Is it “free” if you’re not charged for it?
Two years ago as I was promoting my free listings sites I received an interesting e-mail which demanded to know how I could possibly run the sites without charging for them.
In fact, it turned out to be from someone who was running a similar site which charged around £50/year for very similar listings to my own sites. That site happened to be up for sale and for a time I was quite interested in aquiring it but for various reasons that never came to pass.
One interesting point from that was that the profitability of his site was quite comparable to my own once you adjusted for the different number of entries on our respective sites.
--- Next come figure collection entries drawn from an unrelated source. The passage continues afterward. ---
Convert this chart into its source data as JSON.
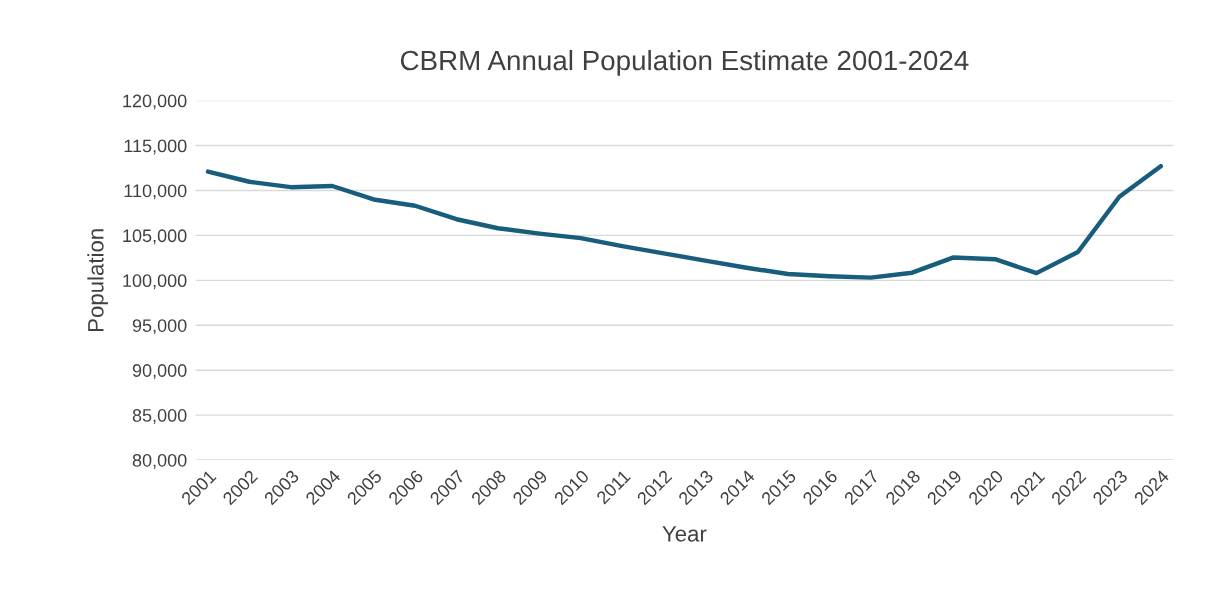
{
  "chart_data": {
    "type": "line",
    "title": "CBRM Annual Population Estimate 2001-2024",
    "xlabel": "Year",
    "ylabel": "Population",
    "categories": [
      "2001",
      "2002",
      "2003",
      "2004",
      "2005",
      "2006",
      "2007",
      "2008",
      "2009",
      "2010",
      "2011",
      "2012",
      "2013",
      "2014",
      "2015",
      "2016",
      "2017",
      "2018",
      "2019",
      "2020",
      "2021",
      "2022",
      "2023",
      "2024"
    ],
    "series": [
      {
        "color": "#185e7c",
        "values": [
          112100,
          110970,
          110370,
          110500,
          109000,
          108300,
          106800,
          105800,
          105200,
          104700,
          103800,
          103000,
          102200,
          101400,
          100700,
          100450,
          100300,
          100850,
          102550,
          102350,
          100800,
          103150,
          109300,
          112700
        ]
      }
    ],
    "ylim": [
      80000,
      120000
    ],
    "yticks": [
      {
        "value": 80000,
        "label": "80,000"
      },
      {
        "value": 85000,
        "label": "85,000"
      },
      {
        "value": 90000,
        "label": "90,000"
      },
      {
        "value": 95000,
        "label": "95,000"
      },
      {
        "value": 100000,
        "label": "100,000"
      },
      {
        "value": 105000,
        "label": "105,000"
      },
      {
        "value": 110000,
        "label": "110,000"
      },
      {
        "value": 115000,
        "label": "115,000"
      },
      {
        "value": 120000,
        "label": "120,000"
      }
    ],
    "grid": "y",
    "legend": false,
    "marker": "none",
    "line_style": "solid"
  }
}
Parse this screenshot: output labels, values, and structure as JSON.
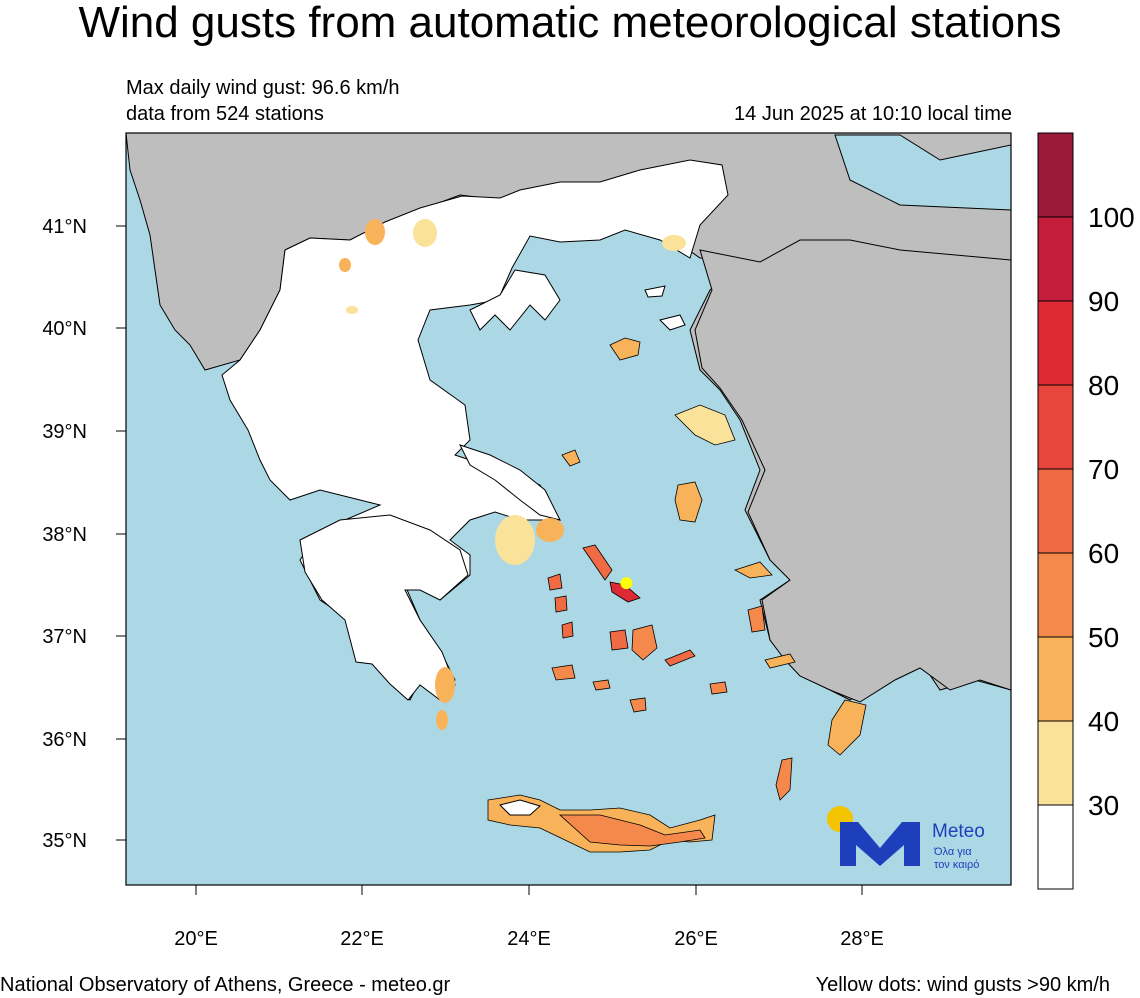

In fact, it appeared that the “free” model that I was using would actually be much more profitable than the charging model that he was using had simply taken over his database of expired subscriptions and put them on my own site as live “free” entries.
How can that be? Simply because I place adverts on my site whereas he didn’t and, of course, since my listings are “free” people go onto the site and never leave whereas he was in a treadmill each year to attract new entries to replace those that had decided not to renew. In fact, that lack of turnover means that my own sites will overtake the size of any comparable subscription based site sooner or later.
So are my sites free? I certainly don’t charge people for listings (though, for psychological reasons I quote a notional price). Yet I obviously get income from them so somebody is clearly paying.
In the real world there are usually limits to “free” services like this. The UK National Health Service has all kinds of problems in running “free” as people have a tendency to expect there to be no limits to what they should do, ignoring the fact that clearly the service isn’t free as it’s paid for in taxes. Yet, on the Internet, these limits don’t seem to apply: if I ever get to the point of having, say, 50000 entries on the sites it would cost little more to run than if I had 5000 entries.
Free, or rather ad-supported, seems to be the future for services on the Internet but I’m sure that many old-school types will continue to regard these with suspicion when compared to equivalent services which charge.